Logos sind auf Bautafeln außerhalb einer gemeinsamen Geschäftsentwicklung am sanierten Royal Albert Dock abgebildet
“Das Ganze war eine Katastrophe.” Foto: Daniel Leal-Olivas/AFP/Getty Images

Unabhängig davon, heißt es in dem Bericht, scheint die in China geborene Ehefrau eines Juniorministers des Innenministeriums eine Rolle bei der Unterstützung der Bewerbung gespielt zu haben, während sie gleichzeitig beträchtliche Summen an die Konservative Partei gespendet hat. Dem Programm zufolge hatte Xuelin Bates, ein Immobilienentwickler, der 2012 den Tory-Peer Lord (Michael) Bates heiratete, 2008 Gespräche mit Xu Weiping geführt und mindestens eine Reise nach China unternommen, die von der chinesischen Firma bezahlt wurde. Sie gründete auch eine Firma namens London China ABP, löste sie jedoch auf, bevor sie Konten einreichen musste, und hat seit 2010 mehr als 206.000 £ an die Konservativen gespendet. Lady Bates sagte, dass alle Spenden, die sie gemacht habe, rein persönlich seien und London China ABP keine Verbindung zu der chinesischen Firma habe, die auch jede Kenntnis oder Beteiligung an ihren Handlungen bestritt.

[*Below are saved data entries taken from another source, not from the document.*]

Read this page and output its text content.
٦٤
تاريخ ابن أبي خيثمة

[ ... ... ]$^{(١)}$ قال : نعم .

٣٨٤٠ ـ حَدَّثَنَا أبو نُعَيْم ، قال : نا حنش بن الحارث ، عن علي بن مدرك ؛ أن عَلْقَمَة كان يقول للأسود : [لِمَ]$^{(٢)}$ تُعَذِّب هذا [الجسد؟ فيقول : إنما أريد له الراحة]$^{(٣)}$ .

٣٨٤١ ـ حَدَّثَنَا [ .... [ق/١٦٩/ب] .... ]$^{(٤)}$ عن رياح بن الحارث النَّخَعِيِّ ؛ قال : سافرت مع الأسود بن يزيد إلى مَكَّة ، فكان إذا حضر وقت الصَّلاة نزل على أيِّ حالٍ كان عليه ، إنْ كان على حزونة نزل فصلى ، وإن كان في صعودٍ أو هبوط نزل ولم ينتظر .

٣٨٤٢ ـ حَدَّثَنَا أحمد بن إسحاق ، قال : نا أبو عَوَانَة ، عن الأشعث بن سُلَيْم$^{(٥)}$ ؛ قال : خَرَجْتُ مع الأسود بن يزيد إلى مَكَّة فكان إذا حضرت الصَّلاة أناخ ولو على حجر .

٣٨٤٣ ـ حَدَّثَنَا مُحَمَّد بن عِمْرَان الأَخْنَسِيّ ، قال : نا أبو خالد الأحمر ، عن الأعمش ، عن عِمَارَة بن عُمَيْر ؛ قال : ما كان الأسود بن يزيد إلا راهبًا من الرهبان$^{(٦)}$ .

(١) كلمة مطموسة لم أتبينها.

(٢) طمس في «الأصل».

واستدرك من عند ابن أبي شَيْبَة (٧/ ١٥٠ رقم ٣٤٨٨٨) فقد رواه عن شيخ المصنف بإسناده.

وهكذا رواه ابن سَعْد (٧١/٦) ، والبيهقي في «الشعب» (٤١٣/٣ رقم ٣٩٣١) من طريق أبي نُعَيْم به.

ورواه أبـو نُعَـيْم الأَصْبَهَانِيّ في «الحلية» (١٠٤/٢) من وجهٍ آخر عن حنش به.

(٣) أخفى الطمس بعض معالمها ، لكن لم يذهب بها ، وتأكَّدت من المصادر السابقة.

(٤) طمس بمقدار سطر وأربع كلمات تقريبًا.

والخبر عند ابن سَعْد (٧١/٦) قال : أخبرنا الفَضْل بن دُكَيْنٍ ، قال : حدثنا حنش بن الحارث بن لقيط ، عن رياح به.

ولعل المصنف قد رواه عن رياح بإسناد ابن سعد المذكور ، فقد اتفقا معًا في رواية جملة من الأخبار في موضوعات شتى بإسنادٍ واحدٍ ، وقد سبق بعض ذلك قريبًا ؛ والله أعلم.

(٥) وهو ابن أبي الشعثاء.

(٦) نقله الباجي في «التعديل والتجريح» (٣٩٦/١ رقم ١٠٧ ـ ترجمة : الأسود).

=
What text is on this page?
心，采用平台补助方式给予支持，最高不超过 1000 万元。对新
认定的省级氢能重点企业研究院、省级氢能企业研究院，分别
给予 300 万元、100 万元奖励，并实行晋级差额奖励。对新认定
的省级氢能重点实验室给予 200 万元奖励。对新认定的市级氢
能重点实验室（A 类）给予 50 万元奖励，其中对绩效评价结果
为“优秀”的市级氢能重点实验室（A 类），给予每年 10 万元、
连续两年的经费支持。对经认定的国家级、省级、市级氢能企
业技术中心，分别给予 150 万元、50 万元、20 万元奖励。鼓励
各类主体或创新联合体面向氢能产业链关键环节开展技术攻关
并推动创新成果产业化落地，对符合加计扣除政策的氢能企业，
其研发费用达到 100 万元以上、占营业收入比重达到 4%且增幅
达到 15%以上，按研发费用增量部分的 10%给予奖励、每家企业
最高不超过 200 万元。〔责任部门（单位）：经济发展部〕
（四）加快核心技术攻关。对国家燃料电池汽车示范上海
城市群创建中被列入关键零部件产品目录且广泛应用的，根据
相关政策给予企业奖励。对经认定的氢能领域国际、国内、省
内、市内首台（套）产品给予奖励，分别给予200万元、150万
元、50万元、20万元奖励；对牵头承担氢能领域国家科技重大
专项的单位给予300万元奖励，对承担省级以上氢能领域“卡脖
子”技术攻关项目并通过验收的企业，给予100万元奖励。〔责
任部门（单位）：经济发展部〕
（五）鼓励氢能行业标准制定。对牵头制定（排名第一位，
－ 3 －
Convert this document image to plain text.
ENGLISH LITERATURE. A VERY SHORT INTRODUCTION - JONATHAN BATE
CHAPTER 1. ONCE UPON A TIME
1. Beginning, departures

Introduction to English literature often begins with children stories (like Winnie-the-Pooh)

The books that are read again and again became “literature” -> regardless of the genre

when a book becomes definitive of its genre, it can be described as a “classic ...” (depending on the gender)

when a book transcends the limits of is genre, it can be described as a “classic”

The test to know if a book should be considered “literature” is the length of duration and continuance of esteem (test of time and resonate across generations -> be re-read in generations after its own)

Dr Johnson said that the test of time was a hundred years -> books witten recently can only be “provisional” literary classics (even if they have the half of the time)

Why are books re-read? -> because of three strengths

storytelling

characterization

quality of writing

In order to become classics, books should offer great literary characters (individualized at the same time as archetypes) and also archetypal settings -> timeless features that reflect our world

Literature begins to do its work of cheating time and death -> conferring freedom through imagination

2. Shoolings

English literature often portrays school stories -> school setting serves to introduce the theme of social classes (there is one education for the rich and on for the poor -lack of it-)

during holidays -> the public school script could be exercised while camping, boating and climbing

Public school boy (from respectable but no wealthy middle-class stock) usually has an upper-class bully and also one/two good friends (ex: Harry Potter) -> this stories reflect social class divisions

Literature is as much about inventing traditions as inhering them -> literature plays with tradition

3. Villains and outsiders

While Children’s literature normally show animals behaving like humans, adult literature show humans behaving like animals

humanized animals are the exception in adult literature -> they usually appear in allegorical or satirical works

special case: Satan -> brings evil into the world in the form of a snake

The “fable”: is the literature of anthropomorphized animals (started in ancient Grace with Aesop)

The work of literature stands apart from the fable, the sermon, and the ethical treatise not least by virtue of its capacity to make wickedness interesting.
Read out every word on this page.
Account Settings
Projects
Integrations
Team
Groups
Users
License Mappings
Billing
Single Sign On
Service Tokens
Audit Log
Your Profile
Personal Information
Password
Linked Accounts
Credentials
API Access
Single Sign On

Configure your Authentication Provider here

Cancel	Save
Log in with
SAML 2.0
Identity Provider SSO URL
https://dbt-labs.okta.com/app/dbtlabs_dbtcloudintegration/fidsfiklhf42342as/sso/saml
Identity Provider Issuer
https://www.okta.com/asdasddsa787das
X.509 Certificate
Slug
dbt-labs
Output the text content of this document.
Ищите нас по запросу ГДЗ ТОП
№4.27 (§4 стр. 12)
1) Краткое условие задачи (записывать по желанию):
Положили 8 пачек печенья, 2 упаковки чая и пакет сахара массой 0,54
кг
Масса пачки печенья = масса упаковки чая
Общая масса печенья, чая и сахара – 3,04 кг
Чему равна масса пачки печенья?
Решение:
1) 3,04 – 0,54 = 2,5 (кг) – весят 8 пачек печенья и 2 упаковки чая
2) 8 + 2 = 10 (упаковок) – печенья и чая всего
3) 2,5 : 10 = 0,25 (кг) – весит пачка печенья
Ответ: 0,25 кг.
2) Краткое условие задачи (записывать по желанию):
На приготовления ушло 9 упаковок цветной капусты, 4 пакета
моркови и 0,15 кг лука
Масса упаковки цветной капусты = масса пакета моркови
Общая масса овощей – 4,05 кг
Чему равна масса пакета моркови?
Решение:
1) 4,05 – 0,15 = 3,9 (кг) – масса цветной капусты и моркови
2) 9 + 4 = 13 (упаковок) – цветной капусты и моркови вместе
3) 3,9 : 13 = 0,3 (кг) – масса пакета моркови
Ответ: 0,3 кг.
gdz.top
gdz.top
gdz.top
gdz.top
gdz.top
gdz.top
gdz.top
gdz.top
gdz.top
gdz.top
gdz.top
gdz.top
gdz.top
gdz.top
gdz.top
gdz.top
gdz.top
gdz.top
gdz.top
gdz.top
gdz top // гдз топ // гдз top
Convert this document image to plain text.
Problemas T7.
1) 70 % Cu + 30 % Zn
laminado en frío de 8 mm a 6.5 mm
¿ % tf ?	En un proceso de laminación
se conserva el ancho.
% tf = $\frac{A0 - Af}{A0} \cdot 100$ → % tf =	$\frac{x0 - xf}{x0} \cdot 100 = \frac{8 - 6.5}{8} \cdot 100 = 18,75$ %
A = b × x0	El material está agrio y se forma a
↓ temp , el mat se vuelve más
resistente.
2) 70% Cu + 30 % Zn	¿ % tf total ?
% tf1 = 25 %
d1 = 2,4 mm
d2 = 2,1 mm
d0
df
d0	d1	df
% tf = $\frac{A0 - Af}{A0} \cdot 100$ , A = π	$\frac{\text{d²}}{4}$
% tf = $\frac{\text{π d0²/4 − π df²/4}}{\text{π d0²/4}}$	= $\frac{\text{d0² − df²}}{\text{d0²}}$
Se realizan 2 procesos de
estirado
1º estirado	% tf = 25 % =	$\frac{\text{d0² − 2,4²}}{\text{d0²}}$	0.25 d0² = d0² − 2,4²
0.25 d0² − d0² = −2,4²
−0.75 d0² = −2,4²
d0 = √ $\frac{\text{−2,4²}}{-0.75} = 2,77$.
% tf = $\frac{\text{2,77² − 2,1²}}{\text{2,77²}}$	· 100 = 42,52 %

„Das Ganze war eine Katastrophe“, sagt ein Café-Besitzer in der Nähe, der sich auf eine höhere Besucherfrequenz in den neuen Büros gefreut hatte. „Ich sehe niemanden, der das Projekt mindestens für ein weiteres Jahrzehnt übernimmt.“ Inzwischen hat zumindest London die perfekte menschenleere Filmkulisse, um die nächste Zombie-Büroarbeiter-Apokalypse zu drehen.